If the transaction manager database fails, it will resynchronize the unit of work when it is restarted. The resynchronization process will attempt to complete all indoubt transactions; that is, those transactions that have finished the first phase, but have not completed the second phase of the commit process. The database manager associated with the transaction manager database performs the resynchronization by:
If one of the participating databases fails and is restarted, the database manager for this database will query the transaction manager database for the status of this transaction, to determine whether the transaction should be rolled back. If the transaction is not found in the log, the database manager assumes that the transaction was rolled back, and will roll back the indoubt transaction in this database. Otherwise, the database waits for a commit request from the transaction manager database.
If the transaction was coordinated by a transaction processing monitor (XA-compliant transaction manager), the database will always depend on the TP monitor to initiate the resynchronization.
If, for some reason, you cannot wait for the transaction manager to automatically resolve indoubt transactions, there are actions you can take to manually resolve them. This manual process is sometimes referred to as "making a heuristic decision". For more information about manual recovery of indoubt transactions, see Making a Heuristic Decision.

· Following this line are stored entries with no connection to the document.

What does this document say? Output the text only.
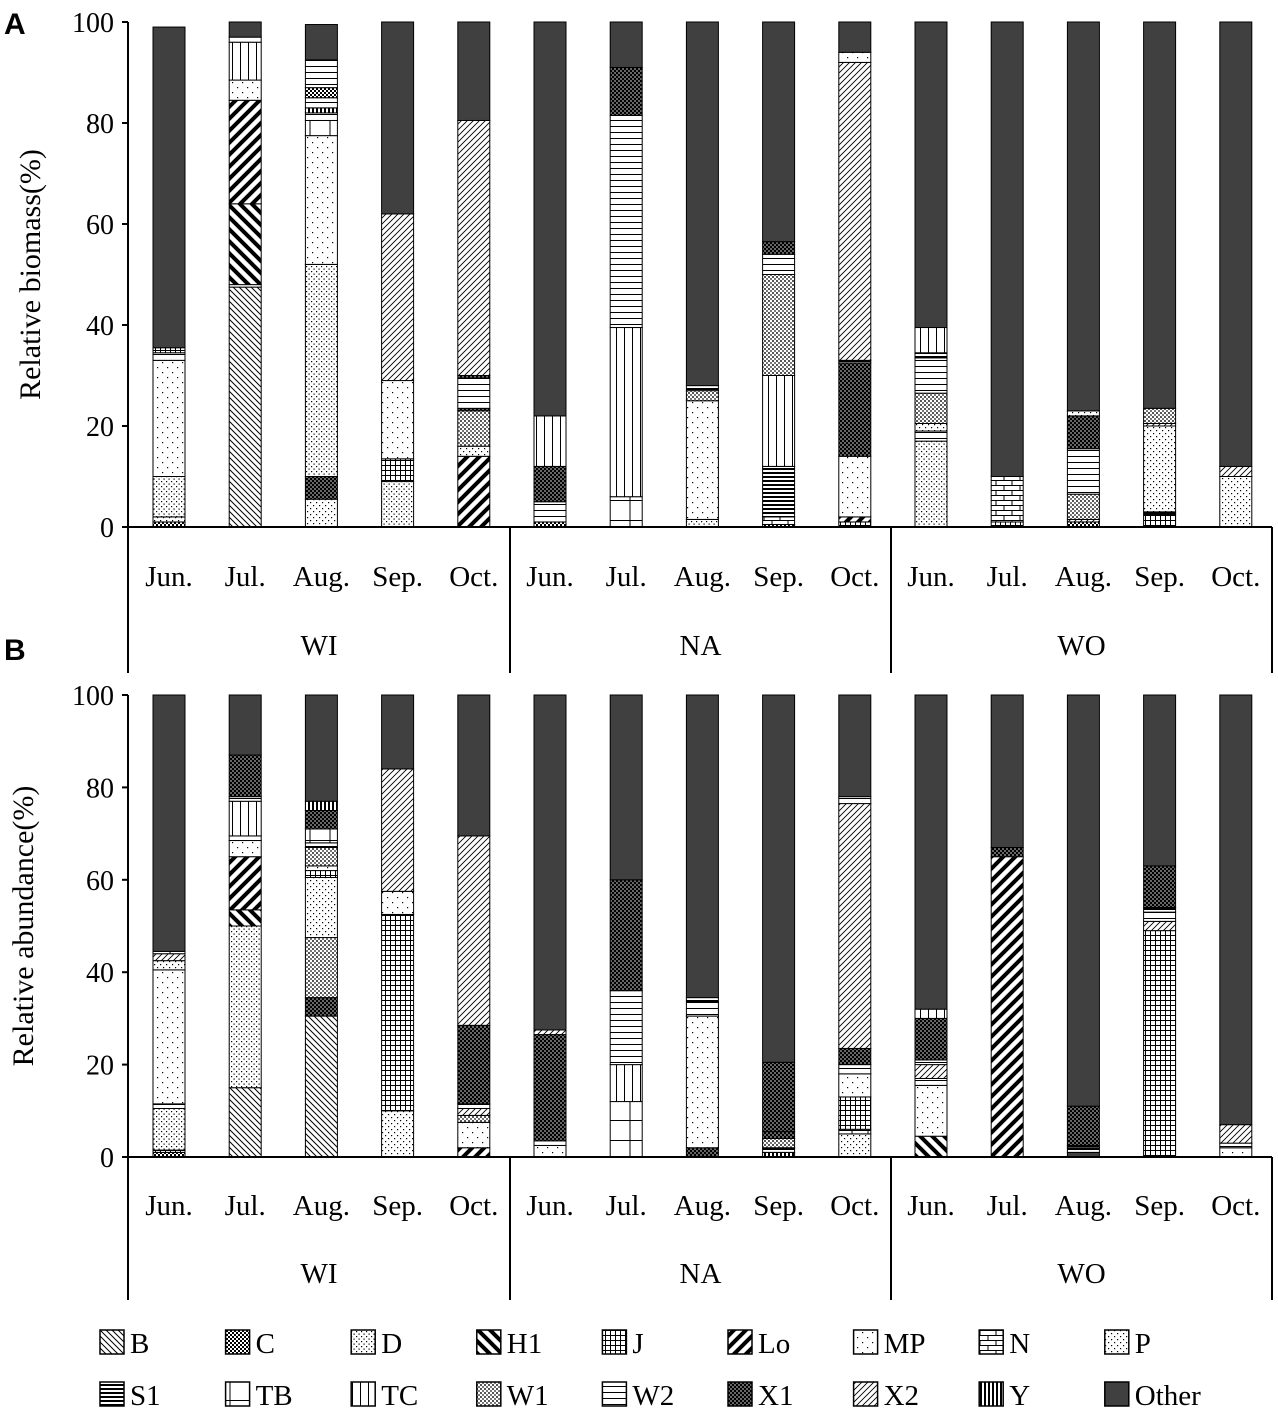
A
Relative biomass(%)
0
20
40
60
80
100
Jun. Jul. Aug. Sep. Oct.
WI
Jun. Jul. Aug. Sep. Oct.
NA
Jun. Jul. Aug. Sep. Oct.
WO
B
Relative abundance(%)
0
20
40
60
80
100
Jun. Jul. Aug. Sep. Oct.
WI
Jun. Jul. Aug. Sep. Oct.
NA
Jun. Jul. Aug. Sep. Oct.
WO
B	C	D	H1	J	Lo	MP	N	P
S1	TB	TC	W1	W2	X1	X2	Y	Other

For configuration considerations in the DB2 Universal Database two-phase commit environment, see Other Configuration Considerations.
In particular, if the autorestart database configuration parameter is set to OFF, and there are indoubt transactions in either the TM or RM databases, the RESTART DATABASE command is required to start the resynchronization process. When issuing the RESTART DATABASE command from the command line processor, use different sessions. If you restart a different database from the same session, the connection established by the previous invocation will be dropped, and must be restarted once again. Issue the TERMINATE command to drop the connection after no more indoubt transactions are returned by the LIST INDOUBT TRANSACTIONS command.